おとな数人でようやく持ち上がる冷蔵庫。30日、ボランティアが訪れていたのは、70代の男性が一人で暮らしている住宅です。

そのボランティアの一人、松林さん(72)は、家財道具などの運び出しに加え、災害ゴミ置き場への運搬も行っています。

松林さん(72)
「4キロくらい先に(ある)家が潰れていて」

実は松林さんは、ボランティアでありながら、自らも被害にあった被災者です。

松林さん
「これ(軽トラック)は自分のなんです。僕が利用してくれって言って。体も利用してくれ、車も利用してくれって」

ただ、“災害ごみ”を捨てる作業中に、つらくなることもあります。

松林さん
「長年利用したものを持って行くとさみしいね。服だったり、着物だったり、ばあちゃんが捨てたものを(軽トラに)積んでいったが、さみしかったね。何とも言えん」

穴水町では、石川県が募集したボランティアが毎日15人ほど活動しています。人手は全く足りていませんが、災害ボランティアを受け入れる関則生さんは、道路状況が悪いなどの理由でこれ以上は厳しいと話します。

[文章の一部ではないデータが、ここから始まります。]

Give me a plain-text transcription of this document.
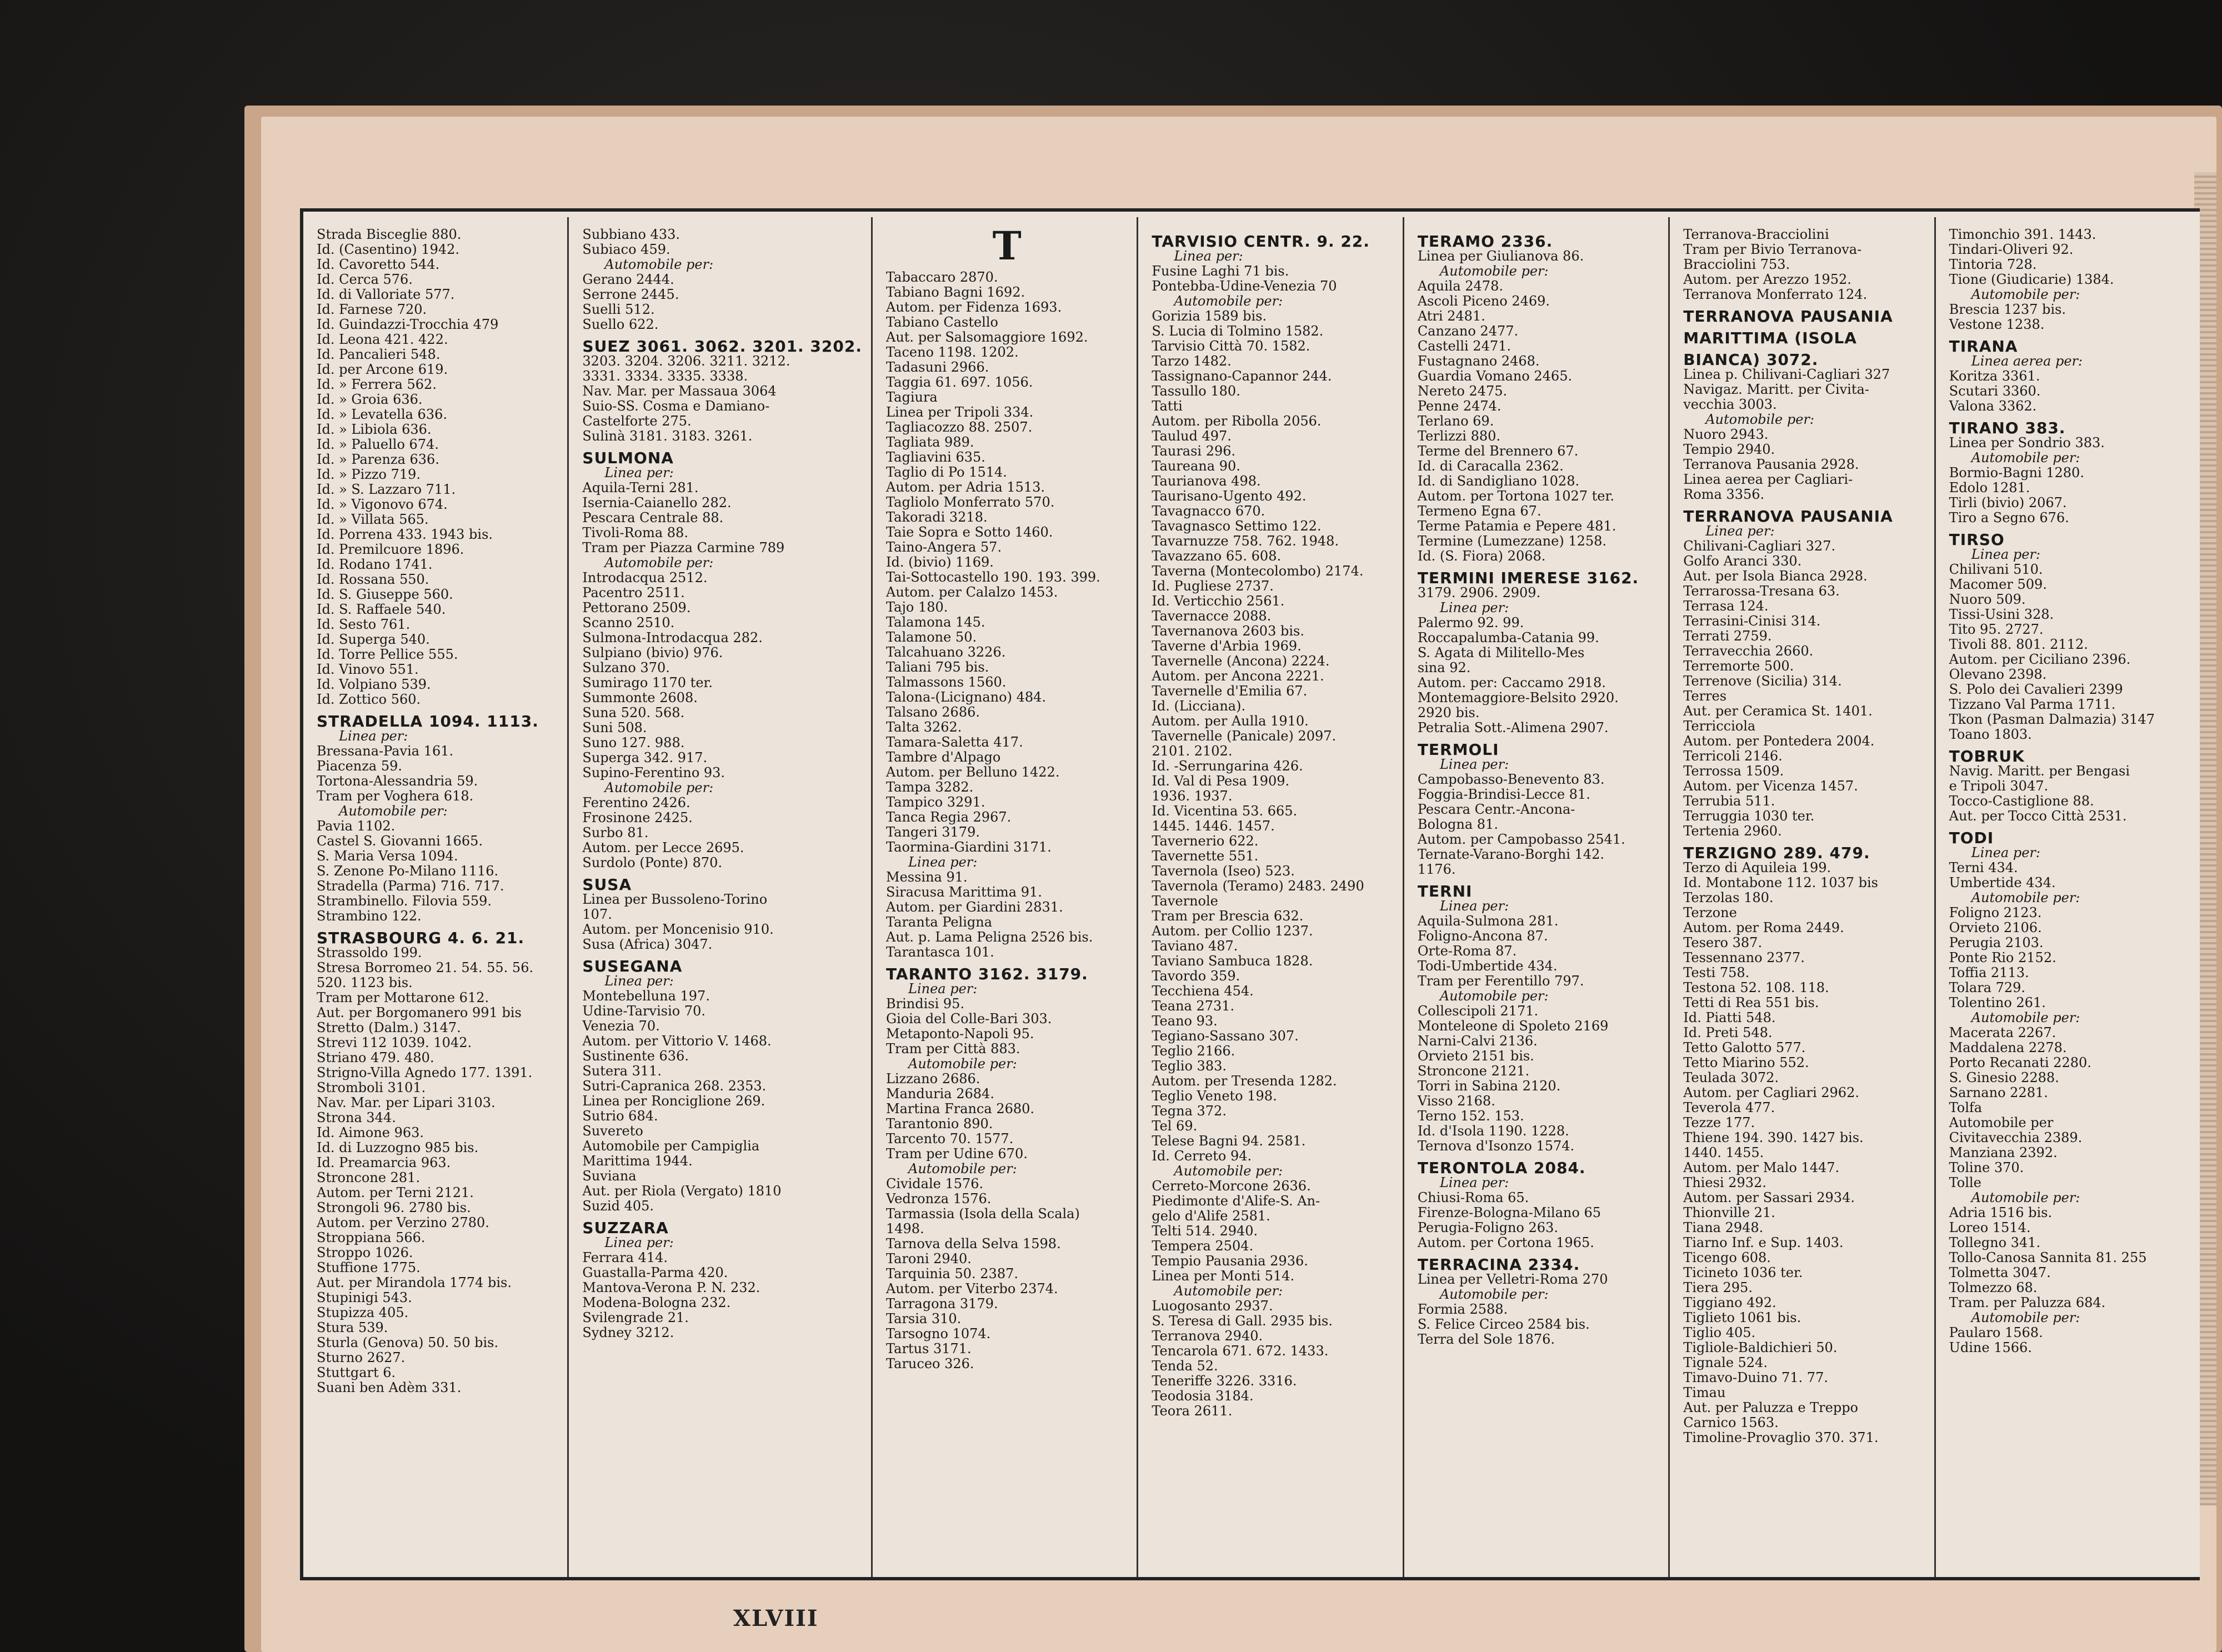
Strada Bisceglie 880.
Id. (Casentino) 1942.
Id. Cavoretto 544.
Id. Cerca 576.
Id. di Valloriate 577.
Id. Farnese 720.
Id. Guindazzi-Trocchia 479
Id. Leona 421. 422.
Id. Pancalieri 548.
Id. per Arcone 619.
Id. » Ferrera 562.
Id. » Groia 636.
Id. » Levatella 636.
Id. » Libiola 636.
Id. » Paluello 674.
Id. » Parenza 636.
Id. » Pizzo 719.
Id. » S. Lazzaro 711.
Id. » Vigonovo 674.
Id. » Villata 565.
Id. Porrena 433. 1943 bis.
Id. Premilcuore 1896.
Id. Rodano 1741.
Id. Rossana 550.
Id. S. Giuseppe 560.
Id. S. Raffaele 540.
Id. Sesto 761.
Id. Superga 540.
Id. Torre Pellice 555.
Id. Vinovo 551.
Id. Volpiano 539.
Id. Zottico 560.
STRADELLA 1094. 1113.
Linea per:
Bressana-Pavia 161.
Piacenza 59.
Tortona-Alessandria 59.
Tram per Voghera 618.
Automobile per:
Pavia 1102.
Castel S. Giovanni 1665.
S. Maria Versa 1094.
S. Zenone Po-Milano 1116.
Stradella (Parma) 716. 717.
Strambinello. Filovia 559.
Strambino 122.
STRASBOURG 4. 6. 21.
Strassoldo 199.
Stresa Borromeo 21. 54. 55. 56.
520. 1123 bis.
Tram per Mottarone 612.
Aut. per Borgomanero 991 bis
Stretto (Dalm.) 3147.
Strevi 112 1039. 1042.
Striano 479. 480.
Strigno-Villa Agnedo 177. 1391.
Stromboli 3101.
Nav. Mar. per Lipari 3103.
Strona 344.
Id. Aimone 963.
Id. di Luzzogno 985 bis.
Id. Preamarcia 963.
Stroncone 281.
Autom. per Terni 2121.
Strongoli 96. 2780 bis.
Autom. per Verzino 2780.
Stroppiana 566.
Stroppo 1026.
Stuffione 1775.
Aut. per Mirandola 1774 bis.
Stupinigi 543.
Stupizza 405.
Stura 539.
Sturla (Genova) 50. 50 bis.
Sturno 2627.
Stuttgart 6.
Suani ben Adèm 331.
Subbiano 433.
Subiaco 459.
Automobile per:
Gerano 2444.
Serrone 2445.
Suelli 512.
Suello 622.
SUEZ 3061. 3062. 3201. 3202.
3203. 3204. 3206. 3211. 3212.
3331. 3334. 3335. 3338.
Nav. Mar. per Massaua 3064
Suio-SS. Cosma e Damiano-
Castelforte 275.
Sulinà 3181. 3183. 3261.
SULMONA
Linea per:
Aquila-Terni 281.
Isernia-Caianello 282.
Pescara Centrale 88.
Tivoli-Roma 88.
Tram per Piazza Carmine 789
Automobile per:
Introdacqua 2512.
Pacentro 2511.
Pettorano 2509.
Scanno 2510.
Sulmona-Introdacqua 282.
Sulpiano (bivio) 976.
Sulzano 370.
Sumirago 1170 ter.
Summonte 2608.
Suna 520. 568.
Suni 508.
Suno 127. 988.
Superga 342. 917.
Supino-Ferentino 93.
Automobile per:
Ferentino 2426.
Frosinone 2425.
Surbo 81.
Autom. per Lecce 2695.
Surdolo (Ponte) 870.
SUSA
Linea per Bussoleno-Torino
107.
Autom. per Moncenisio 910.
Susa (Africa) 3047.
SUSEGANA
Linea per:
Montebelluna 197.
Udine-Tarvisio 70.
Venezia 70.
Autom. per Vittorio V. 1468.
Sustinente 636.
Sutera 311.
Sutri-Capranica 268. 2353.
Linea per Ronciglione 269.
Sutrio 684.
Suvereto
Automobile per Campiglia
Marittima 1944.
Suviana
Aut. per Riola (Vergato) 1810
Suzid 405.
SUZZARA
Linea per:
Ferrara 414.
Guastalla-Parma 420.
Mantova-Verona P. N. 232.
Modena-Bologna 232.
Svilengrade 21.
Sydney 3212.
T
Tabaccaro 2870.
Tabiano Bagni 1692.
Autom. per Fidenza 1693.
Tabiano Castello
Aut. per Salsomaggiore 1692.
Taceno 1198. 1202.
Tadasuni 2966.
Taggia 61. 697. 1056.
Tagiura
Linea per Tripoli 334.
Tagliacozzo 88. 2507.
Tagliata 989.
Tagliavini 635.
Taglio di Po 1514.
Autom. per Adria 1513.
Tagliolo Monferrato 570.
Takoradi 3218.
Taie Sopra e Sotto 1460.
Taino-Angera 57.
Id. (bivio) 1169.
Tai-Sottocastello 190. 193. 399.
Autom. per Calalzo 1453.
Tajo 180.
Talamona 145.
Talamone 50.
Talcahuano 3226.
Taliani 795 bis.
Talmassons 1560.
Talona-(Licignano) 484.
Talsano 2686.
Talta 3262.
Tamara-Saletta 417.
Tambre d'Alpago
Autom. per Belluno 1422.
Tampa 3282.
Tampico 3291.
Tanca Regia 2967.
Tangeri 3179.
Taormina-Giardini 3171.
Linea per:
Messina 91.
Siracusa Marittima 91.
Autom. per Giardini 2831.
Taranta Peligna
Aut. p. Lama Peligna 2526 bis.
Tarantasca 101.
TARANTO 3162. 3179.
Linea per:
Brindisi 95.
Gioia del Colle-Bari 303.
Metaponto-Napoli 95.
Tram per Città 883.
Automobile per:
Lizzano 2686.
Manduria 2684.
Martina Franca 2680.
Tarantonio 890.
Tarcento 70. 1577.
Tram per Udine 670.
Automobile per:
Cividale 1576.
Vedronza 1576.
Tarmassia (Isola della Scala)
1498.
Tarnova della Selva 1598.
Taroni 2940.
Tarquinia 50. 2387.
Autom. per Viterbo 2374.
Tarragona 3179.
Tarsia 310.
Tarsogno 1074.
Tartus 3171.
Taruceo 326.
TARVISIO CENTR. 9. 22.
Linea per:
Fusine Laghi 71 bis.
Pontebba-Udine-Venezia 70
Automobile per:
Gorizia 1589 bis.
S. Lucia di Tolmino 1582.
Tarvisio Città 70. 1582.
Tarzo 1482.
Tassignano-Capannor 244.
Tassullo 180.
Tatti
Autom. per Ribolla 2056.
Taulud 497.
Taurasi 296.
Taureana 90.
Taurianova 498.
Taurisano-Ugento 492.
Tavagnacco 670.
Tavagnasco Settimo 122.
Tavarnuzze 758. 762. 1948.
Tavazzano 65. 608.
Taverna (Montecolombo) 2174.
Id. Pugliese 2737.
Id. Verticchio 2561.
Tavernacce 2088.
Tavernanova 2603 bis.
Taverne d'Arbia 1969.
Tavernelle (Ancona) 2224.
Autom. per Ancona 2221.
Tavernelle d'Emilia 67.
Id. (Licciana).
Autom. per Aulla 1910.
Tavernelle (Panicale) 2097.
2101. 2102.
Id. -Serrungarina 426.
Id. Val di Pesa 1909.
1936. 1937.
Id. Vicentina 53. 665.
1445. 1446. 1457.
Tavernerio 622.
Tavernette 551.
Tavernola (Iseo) 523.
Tavernola (Teramo) 2483. 2490
Tavernole
Tram per Brescia 632.
Autom. per Collio 1237.
Taviano 487.
Taviano Sambuca 1828.
Tavordo 359.
Tecchiena 454.
Teana 2731.
Teano 93.
Tegiano-Sassano 307.
Teglio 2166.
Teglio 383.
Autom. per Tresenda 1282.
Teglio Veneto 198.
Tegna 372.
Tel 69.
Telese Bagni 94. 2581.
Id. Cerreto 94.
Automobile per:
Cerreto-Morcone 2636.
Piedimonte d'Alife-S. An-
gelo d'Alife 2581.
Telti 514. 2940.
Tempera 2504.
Tempio Pausania 2936.
Linea per Monti 514.
Automobile per:
Luogosanto 2937.
S. Teresa di Gall. 2935 bis.
Terranova 2940.
Tencarola 671. 672. 1433.
Tenda 52.
Teneriffe 3226. 3316.
Teodosia 3184.
Teora 2611.
TERAMO 2336.
Linea per Giulianova 86.
Automobile per:
Aquila 2478.
Ascoli Piceno 2469.
Atri 2481.
Canzano 2477.
Castelli 2471.
Fustagnano 2468.
Guardia Vomano 2465.
Nereto 2475.
Penne 2474.
Terlano 69.
Terlizzi 880.
Terme del Brennero 67.
Id. di Caracalla 2362.
Id. di Sandigliano 1028.
Autom. per Tortona 1027 ter.
Termeno Egna 67.
Terme Patamia e Pepere 481.
Termine (Lumezzane) 1258.
Id. (S. Fiora) 2068.
TERMINI IMERESE 3162.
3179. 2906. 2909.
Linea per:
Palermo 92. 99.
Roccapalumba-Catania 99.
S. Agata di Militello-Mes
sina 92.
Autom. per: Caccamo 2918.
Montemaggiore-Belsito 2920.
2920 bis.
Petralia Sott.-Alimena 2907.
TERMOLI
Linea per:
Campobasso-Benevento 83.
Foggia-Brindisi-Lecce 81.
Pescara Centr.-Ancona-
Bologna 81.
Autom. per Campobasso 2541.
Ternate-Varano-Borghi 142.
1176.
TERNI
Linea per:
Aquila-Sulmona 281.
Foligno-Ancona 87.
Orte-Roma 87.
Todi-Umbertide 434.
Tram per Ferentillo 797.
Automobile per:
Collescipoli 2171.
Monteleone di Spoleto 2169
Narni-Calvi 2136.
Orvieto 2151 bis.
Stroncone 2121.
Torri in Sabina 2120.
Visso 2168.
Terno 152. 153.
Id. d'Isola 1190. 1228.
Ternova d'Isonzo 1574.
TERONTOLA 2084.
Linea per:
Chiusi-Roma 65.
Firenze-Bologna-Milano 65
Perugia-Foligno 263.
Autom. per Cortona 1965.
TERRACINA 2334.
Linea per Velletri-Roma 270
Automobile per:
Formia 2588.
S. Felice Circeo 2584 bis.
Terra del Sole 1876.
Terranova-Bracciolini
Tram per Bivio Terranova-
Bracciolini 753.
Autom. per Arezzo 1952.
Terranova Monferrato 124.
TERRANOVA PAUSANIA
MARITTIMA (ISOLA
BIANCA) 3072.
Linea p. Chilivani-Cagliari 327
Navigaz. Maritt. per Civita-
vecchia 3003.
Automobile per:
Nuoro 2943.
Tempio 2940.
Terranova Pausania 2928.
Linea aerea per Cagliari-
Roma 3356.
TERRANOVA PAUSANIA
Linea per:
Chilivani-Cagliari 327.
Golfo Aranci 330.
Aut. per Isola Bianca 2928.
Terrarossa-Tresana 63.
Terrasa 124.
Terrasini-Cinisi 314.
Terrati 2759.
Terravecchia 2660.
Terremorte 500.
Terrenove (Sicilia) 314.
Terres
Aut. per Ceramica St. 1401.
Terricciola
Autom. per Pontedera 2004.
Terricoli 2146.
Terrossa 1509.
Autom. per Vicenza 1457.
Terrubia 511.
Terruggia 1030 ter.
Tertenia 2960.
TERZIGNO 289. 479.
Terzo di Aquileia 199.
Id. Montabone 112. 1037 bis
Terzolas 180.
Terzone
Autom. per Roma 2449.
Tesero 387.
Tessennano 2377.
Testi 758.
Testona 52. 108. 118.
Tetti di Rea 551 bis.
Id. Piatti 548.
Id. Preti 548.
Tetto Galotto 577.
Tetto Miarino 552.
Teulada 3072.
Autom. per Cagliari 2962.
Teverola 477.
Tezze 177.
Thiene 194. 390. 1427 bis.
1440. 1455.
Autom. per Malo 1447.
Thiesi 2932.
Autom. per Sassari 2934.
Thionville 21.
Tiana 2948.
Tiarno Inf. e Sup. 1403.
Ticengo 608.
Ticineto 1036 ter.
Tiera 295.
Tiggiano 492.
Tiglieto 1061 bis.
Tiglio 405.
Tigliole-Baldichieri 50.
Tignale 524.
Timavo-Duino 71. 77.
Timau
Aut. per Paluzza e Treppo
Carnico 1563.
Timoline-Provaglio 370. 371.
Timonchio 391. 1443.
Tindari-Oliveri 92.
Tintoria 728.
Tione (Giudicarie) 1384.
Automobile per:
Brescia 1237 bis.
Vestone 1238.
TIRANA
Linea aerea per:
Koritza 3361.
Scutari 3360.
Valona 3362.
TIRANO 383.
Linea per Sondrio 383.
Automobile per:
Bormio-Bagni 1280.
Edolo 1281.
Tirli (bivio) 2067.
Tiro a Segno 676.
TIRSO
Linea per:
Chilivani 510.
Macomer 509.
Nuoro 509.
Tissi-Usini 328.
Tito 95. 2727.
Tivoli 88. 801. 2112.
Autom. per Ciciliano 2396.
Olevano 2398.
S. Polo dei Cavalieri 2399
Tizzano Val Parma 1711.
Tkon (Pasman Dalmazia) 3147
Toano 1803.
TOBRUK
Navig. Maritt. per Bengasi
e Tripoli 3047.
Tocco-Castiglione 88.
Aut. per Tocco Città 2531.
TODI
Linea per:
Terni 434.
Umbertide 434.
Automobile per:
Foligno 2123.
Orvieto 2106.
Perugia 2103.
Ponte Rio 2152.
Toffia 2113.
Tolara 729.
Tolentino 261.
Automobile per:
Macerata 2267.
Maddalena 2278.
Porto Recanati 2280.
S. Ginesio 2288.
Sarnano 2281.
Tolfa
Automobile per
Civitavecchia 2389.
Manziana 2392.
Toline 370.
Tolle
Automobile per:
Adria 1516 bis.
Loreo 1514.
Tollegno 341.
Tollo-Canosa Sannita 81. 255
Tolmetta 3047.
Tolmezzo 68.
Tram. per Paluzza 684.
Automobile per:
Paularo 1568.
Udine 1566.
XLVIII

災害ボランティアセンター担当 穴水町社会福祉協議会 関則生事務局長
「約270件のニーズがあります。一日に活動できる件数は、今のところ5~6件」

住民からニーズを聞き、ボランティアを振り分ける関さん。ただ、関さん自身も被災しました。

関則生事務局長
「私の自宅は住める状態ではないので、避難所生活です。皆さん困っていますので、できるだけ力になれるようにという思い」

地震からまもなく1か月。被災者同士が支え合う厳しい現状が続いています。